It’s always been distressing, but never more than now. No matter what side of the great political divide you are on, blood red or midnight blue, there’s reason for irritation, even fear and loathing, as you hear the news out of Washington.
Will Republicans really risk a deeper economic cataclysm because they won’t accept a dime of new taxes for the rich? Will Democrats resist steep cuts to Medicare and Social Security to the bitter end, calling the Republicans’ bluff? Just who’s bluffing, anyhow?
On top of that, there’s equally distressing international news. Will Greece go into default? Will Spain and Italy follow?
Will markets crash everywhere? Never mind recovery, which every year seems like it’s another year into the future, can the economy sink even further? And is it just our imagination that the weather is weird more often than not?
If you are a Democrat, you wonder: Is it really even remotely possible that we might be witnessing the election of President Michelle Bachman next year? How can this be? If you’re a Republican, you probably can’t imagine that President Obama could be reelected in the midst of this Great Recession.
In the midst of all this dysfunction, or maybe the cause of it, the economy remains slow, slow, slow, and that’s our daily reality. I bet you aren’t spending a nickel more than you have to. I know I’m trying not to. In economics, that’s called weak demand, which causes businesses to contract, which keeps unemployment high, further reducing demand.
An economic death spiral.
In classical economics, Keynesian economics, which has never been disproven even though it is often ignored, the only solution to weak demand is government spending. But today’s politics – nationally and globally – don’t permit more government spending, because all of the political passion is on the side of working to reduce deficits. Since no family or business can run deficits, it’s easy to convince people that government deficits are also wrong – it seems obvious – but the fact that they are necessary during an economic downturn is precisely what Keynes discerned.
I read somewhere that what governments are doing now is comparable to what doctors used to do in bleeding sick people to try to cure them. That treatment was based on faulty science. Now our governments are bleeding us by reducing spending, and somehow this is supposed to get us well. That’s equally faulty economics.
And yet, we keep hearing that he federal debt really the very source of the problem.
Have you got a headache?
Locally and individually we are gallant. I see this gallantry all over the place as people go to work every day and do whatever they can to stimulate some business. People work harder for less. Businesses offer lower prices or more service or value for the same price. We all struggle to pay off debt, or at the very least to resist the impulse to charge anything to a credit card. It’s better to do without. Yeah, more weak demand.
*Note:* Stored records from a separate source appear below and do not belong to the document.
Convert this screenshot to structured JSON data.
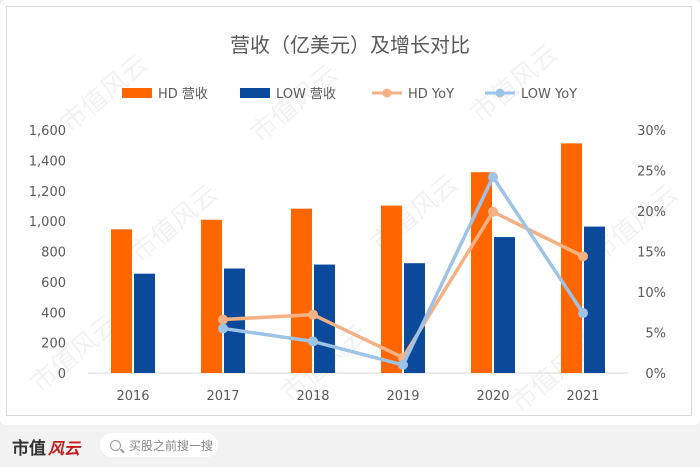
{
  "footer": {
    "brand": "市值",
    "brand_mark": "风云",
    "search_placeholder": "买股之前搜一搜"
  },
  "watermark": "市值风云",
  "colors": {
    "hd": "#ff6600",
    "low": "#0b4a9a",
    "hd_yoy": "#f4b183",
    "low_yoy": "#9dc3e6"
  },
  "chart_data": {
    "type": "bar",
    "title": "营收（亿美元）及增长对比",
    "categories": [
      "2016",
      "2017",
      "2018",
      "2019",
      "2020",
      "2021"
    ],
    "series": [
      {
        "name": "HD 营收",
        "type": "bar",
        "axis": "left",
        "values": [
          946,
          1009,
          1082,
          1102,
          1322,
          1512
        ]
      },
      {
        "name": "LOW 营收",
        "type": "bar",
        "axis": "left",
        "values": [
          654,
          688,
          714,
          723,
          895,
          964
        ]
      }
    ],
    "line_series": [
      {
        "name": "HD YoY",
        "type": "line",
        "axis": "right",
        "values": [
          null,
          6.6,
          7.2,
          1.9,
          19.9,
          14.4
        ]
      },
      {
        "name": "LOW YoY",
        "type": "line",
        "axis": "right",
        "values": [
          null,
          5.5,
          3.9,
          1.0,
          24.2,
          7.4
        ]
      }
    ],
    "y_left": {
      "min": 0,
      "max": 1600,
      "step": 200,
      "ticks": [
        "0",
        "200",
        "400",
        "600",
        "800",
        "1,000",
        "1,200",
        "1,400",
        "1,600"
      ]
    },
    "y_right": {
      "min": 0,
      "max": 30,
      "step": 5,
      "ticks": [
        "0%",
        "5%",
        "10%",
        "15%",
        "20%",
        "25%",
        "30%"
      ]
    },
    "legend_position": "top",
    "grid": false
  }
}
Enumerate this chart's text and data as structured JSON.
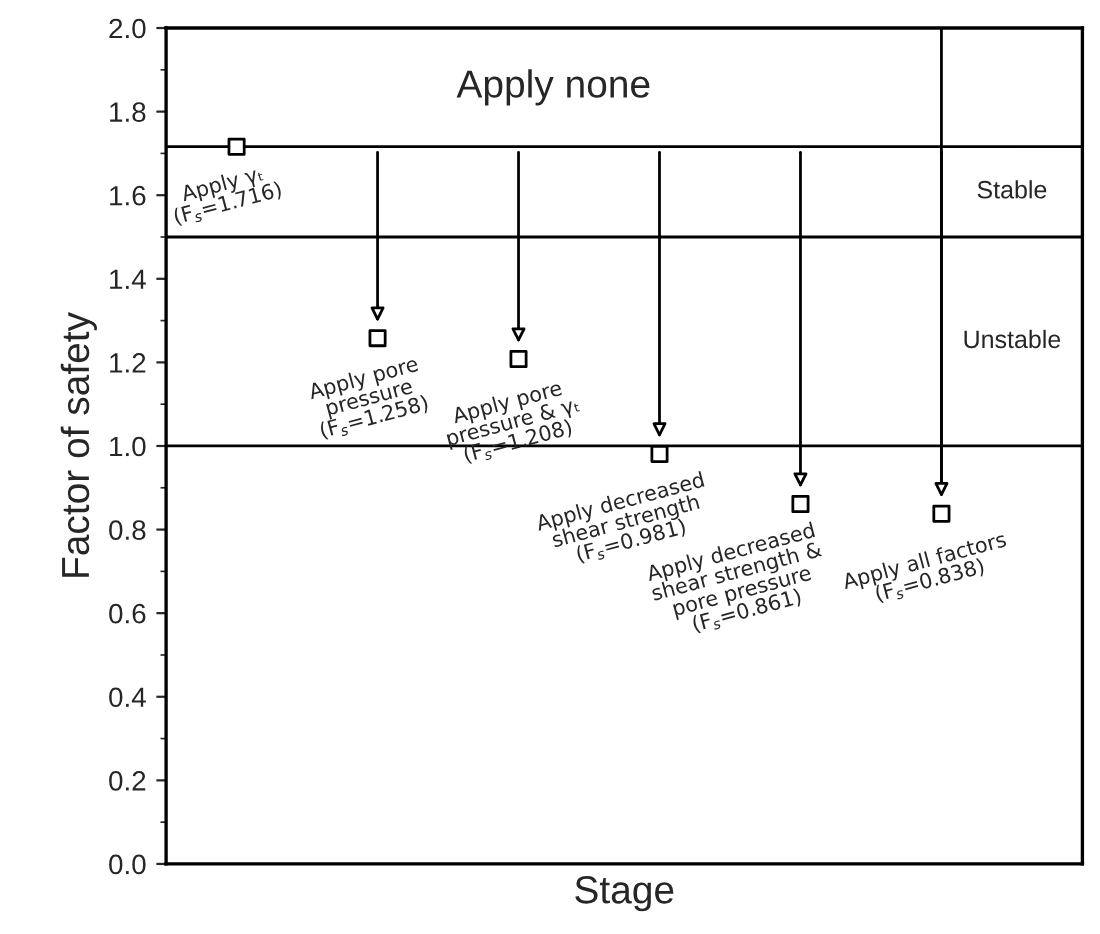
{
  "chart_data": {
    "type": "scatter",
    "xlabel": "Stage",
    "ylabel": "Factor of safety",
    "categories": [
      null,
      null,
      null,
      null,
      null,
      null
    ],
    "series": [
      {
        "color": "#000000",
        "values": [
          1.716,
          1.258,
          1.208,
          0.981,
          0.861,
          0.838
        ]
      }
    ],
    "marker": "square",
    "ylim": [
      0,
      2.0
    ],
    "yticks": [
      {
        "value": 0,
        "label": "0.0"
      },
      0.2,
      0.4,
      0.6,
      0.8,
      {
        "value": 1,
        "label": "1.0"
      },
      1.2,
      1.4,
      1.6,
      1.8,
      {
        "value": 2,
        "label": "2.0"
      }
    ],
    "tick_labels": "y",
    "grid": false,
    "ref_lines": [
      {
        "axis": "y",
        "value": 1.716,
        "label": "Apply none"
      },
      {
        "axis": "y",
        "value": 1.5
      },
      {
        "axis": "y",
        "value": 1.0
      }
    ],
    "annotations": [
      "Apply γₜ\n(F$_{s}$=1.716)",
      "Apply pore\npressure\n(F$_{s}$=1.258)",
      "Apply pore\npressure & γₜ\n(F$_{s}$=1.208)",
      "Apply decreased\nshear strength\n(F$_{s}$=0.981)",
      "Apply decreased\nshear strength &\npore pressure\n(F$_{s}$=0.861)",
      "Apply all factors\n(F$_{s}$=0.838)",
      "Stable",
      "Unstable"
    ]
  }
}
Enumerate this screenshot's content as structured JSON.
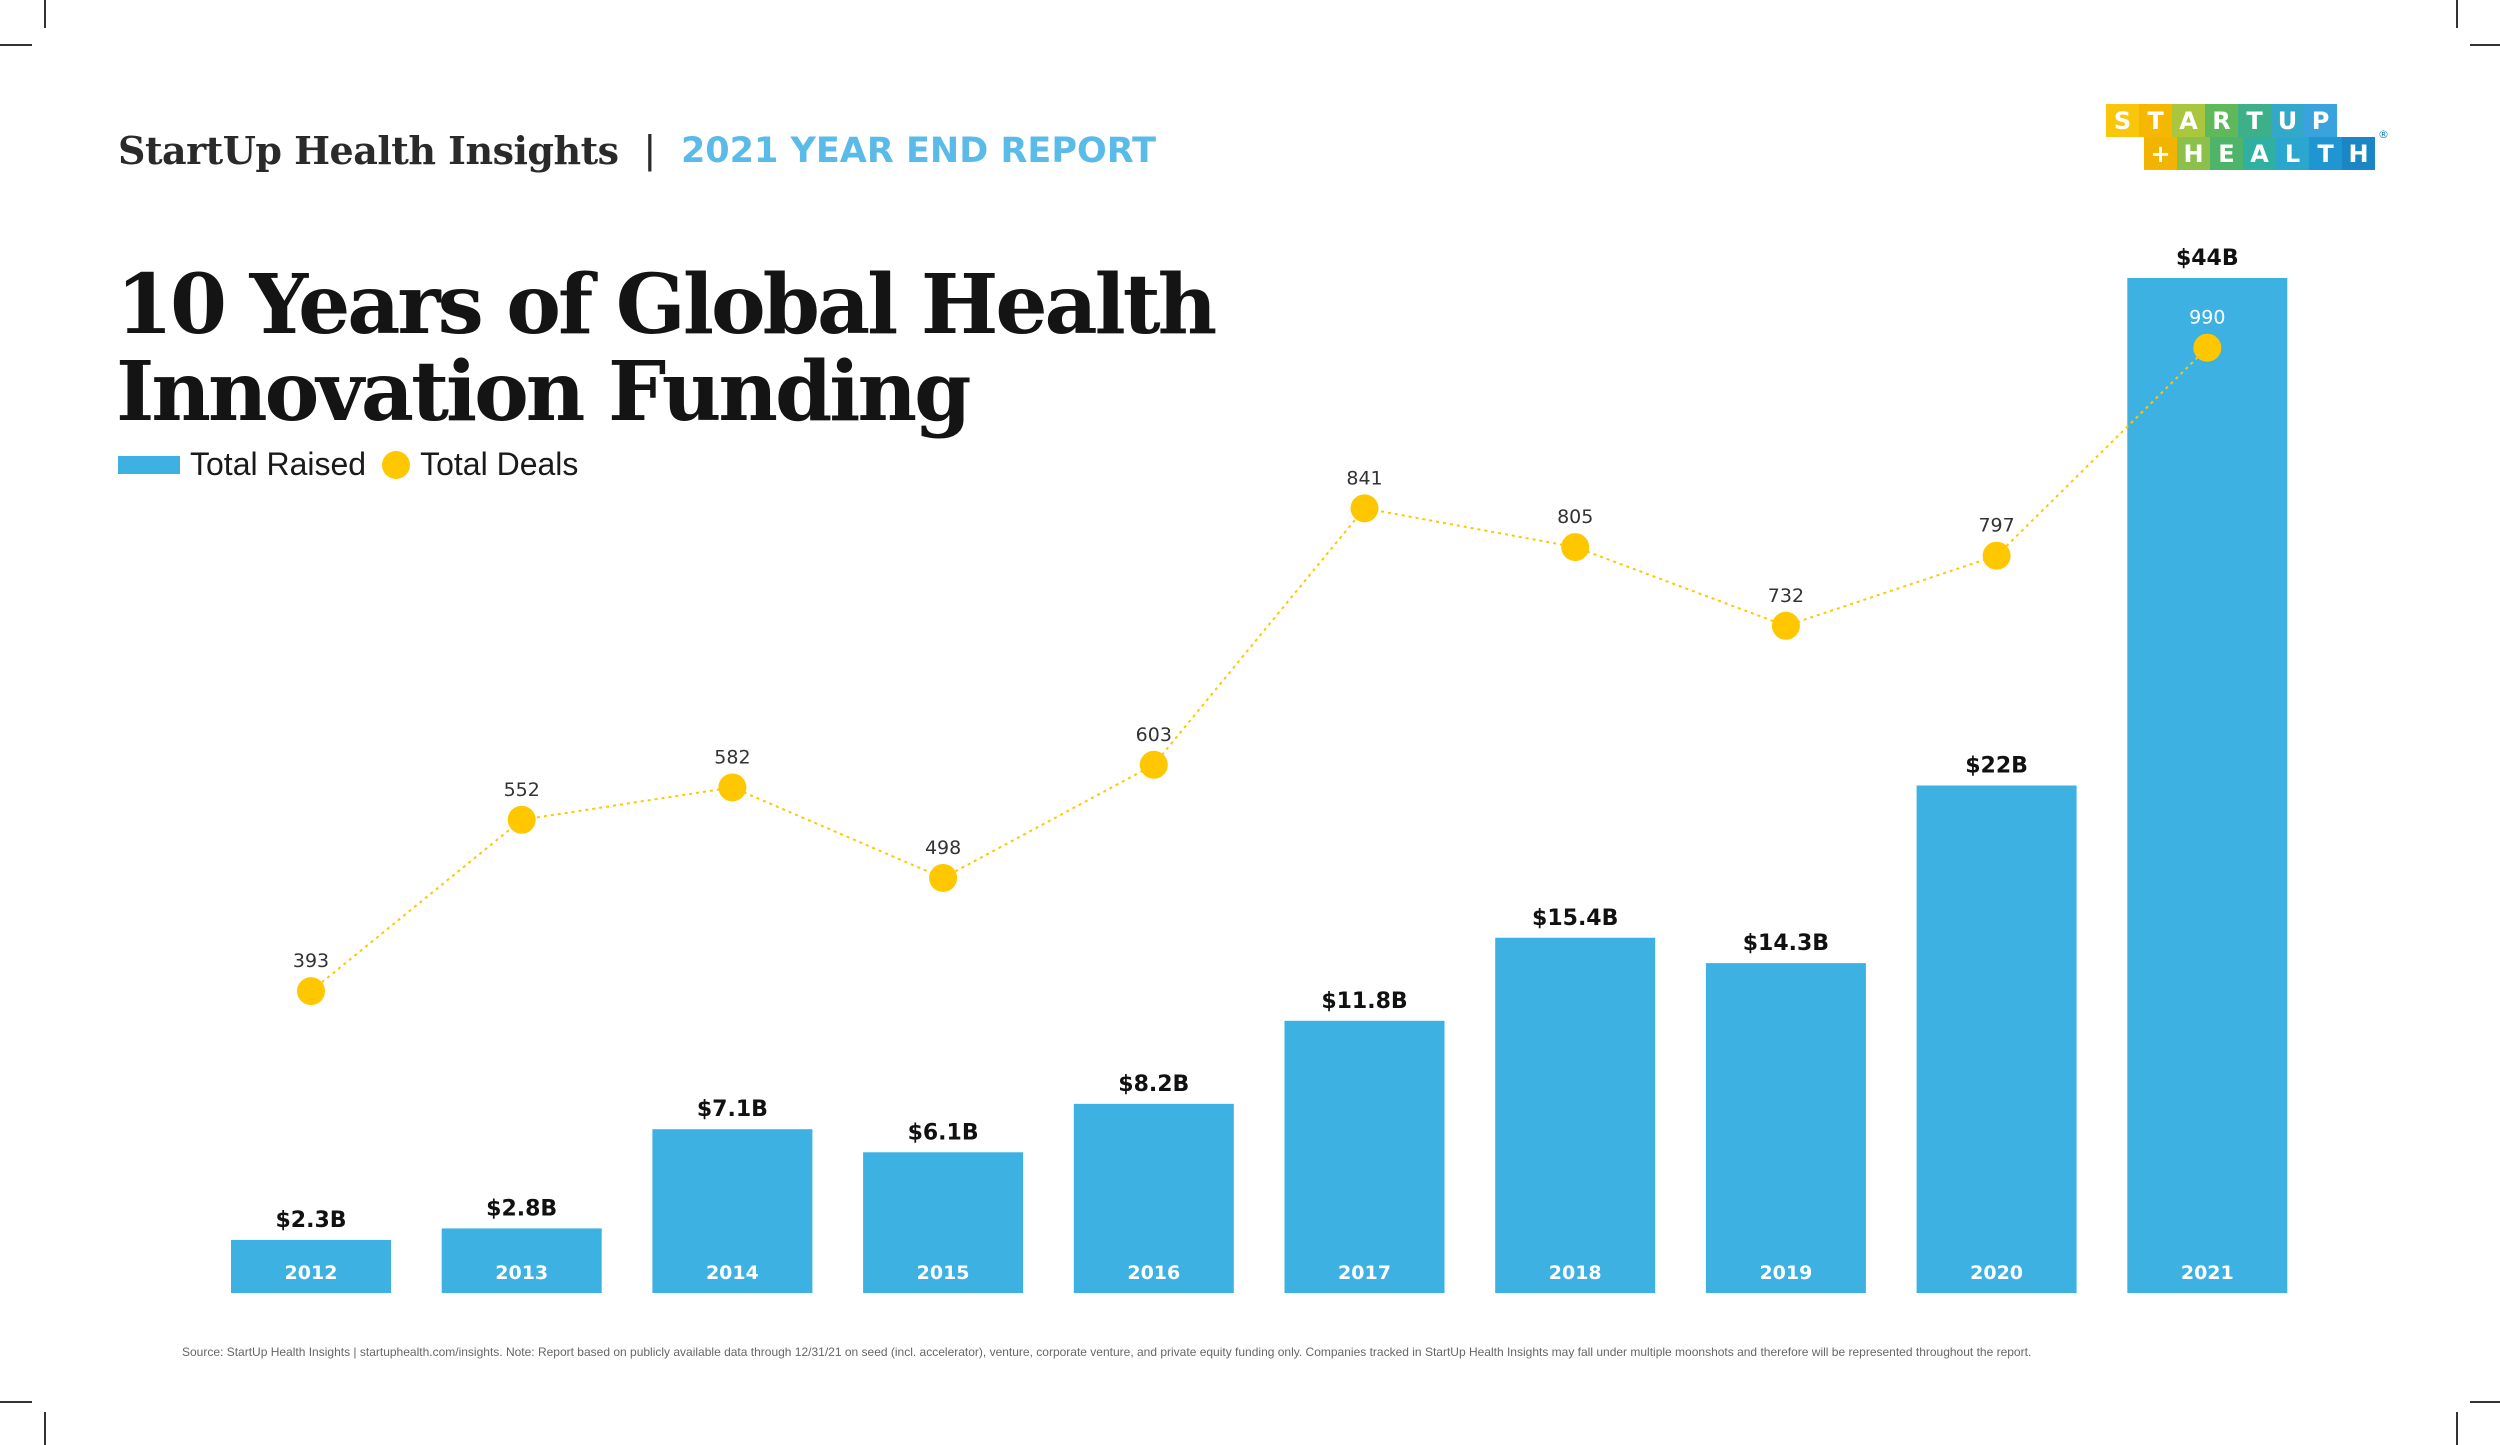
{
  "header": {
    "brand": "StartUp Health Insights",
    "separator": "|",
    "report": "2021 YEAR END REPORT"
  },
  "title": {
    "line1": "10 Years of Global Health",
    "line2": "Innovation Funding"
  },
  "legend": {
    "bar_label": "Total Raised",
    "dot_label": "Total Deals"
  },
  "logo": {
    "top_letters": [
      "S",
      "T",
      "A",
      "R",
      "T",
      "U",
      "P"
    ],
    "bottom_letters": [
      "+",
      "H",
      "E",
      "A",
      "L",
      "T",
      "H"
    ],
    "registered": "®"
  },
  "colors": {
    "bar": "#3db1e2",
    "dot": "#ffc700",
    "accent": "#5bbbe8",
    "logo_top": [
      "#f9c60b",
      "#f5b700",
      "#a9c63c",
      "#5fb85a",
      "#3db08a",
      "#34a8c8",
      "#3aa2dc"
    ],
    "logo_bottom": [
      "#f2b400",
      "#8dc04a",
      "#4db46a",
      "#2fb0a0",
      "#2aa6cf",
      "#1f95d2",
      "#1a86c5"
    ]
  },
  "chart_data": {
    "type": "bar",
    "title": "10 Years of Global Health Innovation Funding",
    "categories": [
      "2012",
      "2013",
      "2014",
      "2015",
      "2016",
      "2017",
      "2018",
      "2019",
      "2020",
      "2021"
    ],
    "series": [
      {
        "name": "Total Raised",
        "kind": "bar",
        "unit": "$B",
        "values": [
          2.3,
          2.8,
          7.1,
          6.1,
          8.2,
          11.8,
          15.4,
          14.3,
          22,
          44
        ],
        "labels": [
          "$2.3B",
          "$2.8B",
          "$7.1B",
          "$6.1B",
          "$8.2B",
          "$11.8B",
          "$15.4B",
          "$14.3B",
          "$22B",
          "$44B"
        ]
      },
      {
        "name": "Total Deals",
        "kind": "line",
        "values": [
          393,
          552,
          582,
          498,
          603,
          841,
          805,
          732,
          797,
          990
        ],
        "labels": [
          "393",
          "552",
          "582",
          "498",
          "603",
          "841",
          "805",
          "732",
          "797",
          "990"
        ]
      }
    ],
    "xlabel": "",
    "ylabel": "",
    "ylim_bars": [
      0,
      44
    ],
    "ylim_deals": [
      0,
      990
    ],
    "grid": false,
    "legend_position": "top-left"
  },
  "footer": {
    "source": "Source: StartUp Health Insights | startuphealth.com/insights. Note: Report based on publicly available data through 12/31/21 on seed (incl. accelerator), venture, corporate venture, and private equity funding only. Companies tracked in StartUp Health Insights may fall under multiple moonshots and therefore will be represented throughout the report."
  }
}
I’m a newspaper guy, so maybe it’s my fault for reading too much, but I also read somewhere that the Great Recession represents the harshest economy in most people’s lifetime, and even in their lifetime plus their parents’ lifetime, and for a lot of people under the age of 50, even their grandparents never experienced an economy this harsh.
We hear that this isn’t a “business cycle” downturn. It’s something more fundamental, something structural. Some people theorize that we are reaching the limits of the planet’s capacity to support us all, and this is ultimately forcing what is essentially a massive cut in our standard of living.
What a paradox! If the problem really is a matter of too many people consuming too much – too much energy, too much meat, too much travel – then how can we restore the economy by reviving demand? But if the economy remains so weak, how can we invest in the innovations that would mitigate the impacts of all our consumption?
The forecast is for a busier-than-average hurricane season. But, then, maybe a big storm is just what’s needed to address the record drought in Texas and the South.
Do we have a basis for optimism when we look forward?
There is, if nothing else, human doggedness and ingenuity. Soldiering on.
That’s what I see looking around. My friends and neighbors, and customers and readers, all of us, soldiering on in the face of great uncertainty.